A Panera Bread in Massachusetts was shut down Friday after a possible carbon monoxide leak, according to Bloomberg. This happened after about 18 people got sick. They were worried about it being foodborne illness, but it appears that it may have been a carbon monoxide poisoning.

CO poisoning at Panera Bread

It is important to install working carbon monoxide detectors in both homes and businesses. (Flickr / Creative Commons / HeatherMG)

The store is located in the town of Seekonk. The franchisee is working with the health department to ensure its safety, Panera said in a statement. The restaurant will remain closed until they are absolutely certain it is safe.

They noticed something was wrong when employees and guests started getting sick. Their illness was consistent with that of carbon monoxide poisoning. Symptoms of carbon monoxide poisoning include headaches, dizziness, and nausea. More serious cases involve loss of consciousness, which can result in brain damage. The brain is deprived of oxygen and fails to exhaust toxic chemicals from the brain. Carbon monoxide has more affinity to hemoglobin, a protein molecule in red blood cells, than oxygen. This is what results in poisoning.

The reason the restaurant would be worried about foodborne illness is that it would reflect poorly on them and stocks would go down. That is exactly what happened, too. Stocks went down 1.8 percent when the news of sick customers first came about. The stock began to go back to normal after news that it was carbon monoxide poisoning rather than foodborne illness surfaced. Today, at 1:51 p.m., the stocks were were at $221.56, up 1.10 percent.
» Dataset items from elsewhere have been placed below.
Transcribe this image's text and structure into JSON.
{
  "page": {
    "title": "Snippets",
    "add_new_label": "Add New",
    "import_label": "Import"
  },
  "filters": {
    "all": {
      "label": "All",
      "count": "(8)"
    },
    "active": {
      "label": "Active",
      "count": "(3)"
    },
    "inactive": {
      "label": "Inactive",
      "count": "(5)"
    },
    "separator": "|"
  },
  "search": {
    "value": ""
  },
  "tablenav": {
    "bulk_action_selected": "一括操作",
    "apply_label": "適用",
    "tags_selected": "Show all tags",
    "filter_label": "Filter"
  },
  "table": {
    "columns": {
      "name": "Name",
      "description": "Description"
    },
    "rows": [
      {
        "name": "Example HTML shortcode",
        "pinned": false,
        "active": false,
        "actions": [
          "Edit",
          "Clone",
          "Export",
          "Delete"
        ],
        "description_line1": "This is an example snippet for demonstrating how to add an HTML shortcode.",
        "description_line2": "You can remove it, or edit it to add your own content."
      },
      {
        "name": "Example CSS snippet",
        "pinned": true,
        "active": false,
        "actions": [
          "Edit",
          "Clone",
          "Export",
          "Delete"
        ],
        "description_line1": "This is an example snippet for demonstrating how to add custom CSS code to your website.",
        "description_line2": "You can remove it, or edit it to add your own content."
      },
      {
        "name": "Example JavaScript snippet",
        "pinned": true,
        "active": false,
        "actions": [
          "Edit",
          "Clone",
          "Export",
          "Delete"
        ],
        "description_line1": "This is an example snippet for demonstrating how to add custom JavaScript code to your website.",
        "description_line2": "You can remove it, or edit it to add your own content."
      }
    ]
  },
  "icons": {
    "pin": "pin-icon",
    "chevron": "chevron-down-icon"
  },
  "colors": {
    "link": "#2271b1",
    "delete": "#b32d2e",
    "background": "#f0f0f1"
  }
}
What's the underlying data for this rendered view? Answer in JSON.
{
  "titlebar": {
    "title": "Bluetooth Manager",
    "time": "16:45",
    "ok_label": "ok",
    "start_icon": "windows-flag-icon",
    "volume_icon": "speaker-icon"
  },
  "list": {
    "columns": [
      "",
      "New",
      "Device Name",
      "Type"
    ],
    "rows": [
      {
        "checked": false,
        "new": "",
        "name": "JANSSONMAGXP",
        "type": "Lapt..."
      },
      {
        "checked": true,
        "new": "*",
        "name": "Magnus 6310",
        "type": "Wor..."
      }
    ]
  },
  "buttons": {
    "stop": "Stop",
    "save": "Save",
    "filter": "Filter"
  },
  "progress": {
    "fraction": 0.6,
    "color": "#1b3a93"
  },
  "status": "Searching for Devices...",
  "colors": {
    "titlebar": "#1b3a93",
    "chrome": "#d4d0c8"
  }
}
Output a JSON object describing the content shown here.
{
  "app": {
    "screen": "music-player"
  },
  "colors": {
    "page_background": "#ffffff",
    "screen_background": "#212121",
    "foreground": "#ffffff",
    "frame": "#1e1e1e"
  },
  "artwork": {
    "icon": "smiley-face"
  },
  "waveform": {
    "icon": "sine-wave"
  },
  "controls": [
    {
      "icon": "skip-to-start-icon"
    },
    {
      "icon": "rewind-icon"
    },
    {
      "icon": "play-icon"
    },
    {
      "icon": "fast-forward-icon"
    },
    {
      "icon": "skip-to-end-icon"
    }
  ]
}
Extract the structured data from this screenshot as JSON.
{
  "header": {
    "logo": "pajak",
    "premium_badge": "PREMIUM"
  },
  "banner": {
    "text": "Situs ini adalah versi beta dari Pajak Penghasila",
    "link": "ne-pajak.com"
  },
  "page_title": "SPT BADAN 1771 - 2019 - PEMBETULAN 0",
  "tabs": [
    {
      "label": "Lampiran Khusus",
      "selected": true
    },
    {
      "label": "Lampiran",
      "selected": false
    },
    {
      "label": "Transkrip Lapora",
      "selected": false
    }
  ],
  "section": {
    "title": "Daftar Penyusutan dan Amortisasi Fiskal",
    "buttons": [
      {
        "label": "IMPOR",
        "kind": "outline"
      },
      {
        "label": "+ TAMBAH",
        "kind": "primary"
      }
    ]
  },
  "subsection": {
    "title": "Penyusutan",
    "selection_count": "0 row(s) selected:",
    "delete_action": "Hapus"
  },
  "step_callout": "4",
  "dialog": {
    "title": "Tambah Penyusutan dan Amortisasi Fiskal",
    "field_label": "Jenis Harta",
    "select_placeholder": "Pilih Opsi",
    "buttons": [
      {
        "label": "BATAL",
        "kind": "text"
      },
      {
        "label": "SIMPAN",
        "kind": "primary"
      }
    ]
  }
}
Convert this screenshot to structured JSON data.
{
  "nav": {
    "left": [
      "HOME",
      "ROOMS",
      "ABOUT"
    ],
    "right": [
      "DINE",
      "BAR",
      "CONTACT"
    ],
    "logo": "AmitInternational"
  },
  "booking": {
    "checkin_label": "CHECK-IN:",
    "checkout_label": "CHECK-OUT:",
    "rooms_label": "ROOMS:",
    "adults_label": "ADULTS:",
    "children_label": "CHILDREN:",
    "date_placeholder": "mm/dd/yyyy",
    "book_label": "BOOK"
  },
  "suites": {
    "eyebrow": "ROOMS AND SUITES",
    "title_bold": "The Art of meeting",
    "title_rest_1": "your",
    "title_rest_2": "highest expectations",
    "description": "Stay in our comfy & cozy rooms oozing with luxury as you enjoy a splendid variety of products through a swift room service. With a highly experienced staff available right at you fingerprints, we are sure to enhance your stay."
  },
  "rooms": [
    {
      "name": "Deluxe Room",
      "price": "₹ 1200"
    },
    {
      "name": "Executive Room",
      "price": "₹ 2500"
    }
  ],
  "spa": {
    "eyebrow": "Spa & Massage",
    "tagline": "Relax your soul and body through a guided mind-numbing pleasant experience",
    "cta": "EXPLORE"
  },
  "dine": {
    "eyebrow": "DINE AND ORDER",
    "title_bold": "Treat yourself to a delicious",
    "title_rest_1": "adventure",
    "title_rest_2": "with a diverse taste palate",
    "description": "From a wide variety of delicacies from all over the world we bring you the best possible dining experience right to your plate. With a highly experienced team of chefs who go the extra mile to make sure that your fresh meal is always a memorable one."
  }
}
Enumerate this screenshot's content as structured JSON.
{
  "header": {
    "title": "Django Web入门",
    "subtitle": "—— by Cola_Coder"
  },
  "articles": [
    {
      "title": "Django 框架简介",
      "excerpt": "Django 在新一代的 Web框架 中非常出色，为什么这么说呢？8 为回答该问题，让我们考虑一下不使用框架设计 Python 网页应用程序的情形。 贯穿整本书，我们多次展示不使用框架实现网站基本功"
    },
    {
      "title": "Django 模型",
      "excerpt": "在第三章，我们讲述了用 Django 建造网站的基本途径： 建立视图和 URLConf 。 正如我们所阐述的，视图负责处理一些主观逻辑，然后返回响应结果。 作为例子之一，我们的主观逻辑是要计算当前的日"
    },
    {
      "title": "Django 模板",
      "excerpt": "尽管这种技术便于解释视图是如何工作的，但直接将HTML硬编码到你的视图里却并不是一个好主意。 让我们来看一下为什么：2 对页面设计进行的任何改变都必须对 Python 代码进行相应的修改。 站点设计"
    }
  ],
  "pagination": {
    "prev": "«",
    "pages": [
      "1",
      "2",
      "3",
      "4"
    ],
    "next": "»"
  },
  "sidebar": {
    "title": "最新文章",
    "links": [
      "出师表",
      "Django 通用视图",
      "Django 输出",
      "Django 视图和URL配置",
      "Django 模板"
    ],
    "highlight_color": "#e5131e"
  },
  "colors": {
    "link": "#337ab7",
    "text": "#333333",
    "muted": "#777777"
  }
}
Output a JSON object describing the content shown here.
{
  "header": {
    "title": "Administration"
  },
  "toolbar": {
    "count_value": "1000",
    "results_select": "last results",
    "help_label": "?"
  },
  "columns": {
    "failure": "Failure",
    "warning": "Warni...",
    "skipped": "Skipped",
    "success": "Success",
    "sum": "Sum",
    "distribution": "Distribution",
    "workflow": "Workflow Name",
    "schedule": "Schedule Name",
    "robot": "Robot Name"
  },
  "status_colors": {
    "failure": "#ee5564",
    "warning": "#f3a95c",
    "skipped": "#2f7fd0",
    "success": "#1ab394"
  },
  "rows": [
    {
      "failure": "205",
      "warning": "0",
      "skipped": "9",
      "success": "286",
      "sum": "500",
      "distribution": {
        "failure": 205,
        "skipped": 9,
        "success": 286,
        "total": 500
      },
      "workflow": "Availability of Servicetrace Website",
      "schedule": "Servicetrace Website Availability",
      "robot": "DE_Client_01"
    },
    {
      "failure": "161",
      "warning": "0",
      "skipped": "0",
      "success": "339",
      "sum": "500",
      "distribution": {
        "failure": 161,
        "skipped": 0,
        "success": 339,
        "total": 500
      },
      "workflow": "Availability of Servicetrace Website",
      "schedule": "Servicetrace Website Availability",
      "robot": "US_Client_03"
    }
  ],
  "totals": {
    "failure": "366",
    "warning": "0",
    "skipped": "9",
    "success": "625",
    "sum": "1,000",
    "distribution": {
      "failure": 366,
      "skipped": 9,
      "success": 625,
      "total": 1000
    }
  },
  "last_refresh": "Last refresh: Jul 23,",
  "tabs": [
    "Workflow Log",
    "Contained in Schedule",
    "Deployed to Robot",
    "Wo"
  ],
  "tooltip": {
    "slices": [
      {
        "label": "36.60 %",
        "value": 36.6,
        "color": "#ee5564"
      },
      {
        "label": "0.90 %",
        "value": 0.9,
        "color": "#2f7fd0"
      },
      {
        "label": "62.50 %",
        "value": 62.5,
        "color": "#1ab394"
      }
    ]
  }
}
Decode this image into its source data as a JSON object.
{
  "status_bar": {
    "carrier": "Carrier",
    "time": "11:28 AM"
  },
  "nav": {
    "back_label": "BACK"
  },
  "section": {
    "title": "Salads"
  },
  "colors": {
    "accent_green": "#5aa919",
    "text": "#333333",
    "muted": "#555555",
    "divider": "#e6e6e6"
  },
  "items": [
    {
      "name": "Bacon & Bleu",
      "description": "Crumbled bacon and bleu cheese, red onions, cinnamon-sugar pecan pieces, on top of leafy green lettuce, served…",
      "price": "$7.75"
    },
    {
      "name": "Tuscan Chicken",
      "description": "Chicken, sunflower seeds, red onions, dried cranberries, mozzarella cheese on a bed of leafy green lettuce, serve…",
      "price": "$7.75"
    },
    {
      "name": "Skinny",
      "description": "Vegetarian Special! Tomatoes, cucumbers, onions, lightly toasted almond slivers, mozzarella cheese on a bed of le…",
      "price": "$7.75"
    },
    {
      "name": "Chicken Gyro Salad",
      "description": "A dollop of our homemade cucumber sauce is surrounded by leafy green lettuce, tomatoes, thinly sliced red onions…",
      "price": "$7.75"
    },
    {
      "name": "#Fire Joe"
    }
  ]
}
The restaurant said that 13 people were treated by emergency personnel on the scene, and five were taken to the hospital as a precaution. Hyperbaric oxygen is the best type of treatment for carbon monoxide poisoning. Risks include hyperoxic seizures and barotrauma. The benefits include increasing oxygen in the blood, accelerated elimination of CO in the blood, prevention of degrading lipids in the brain, and preservation of ATP levels in tissue exposed to CO.

This situation mirrors a carbon monoxide poisoning in March of this year in the Panera Bread in Huntington Station, New York. A piece of machinery that emits exhaust caused the leak. Police evacuated ten people from the restaurant, while seven were treated on the scene and taken to the hospital for evaluation.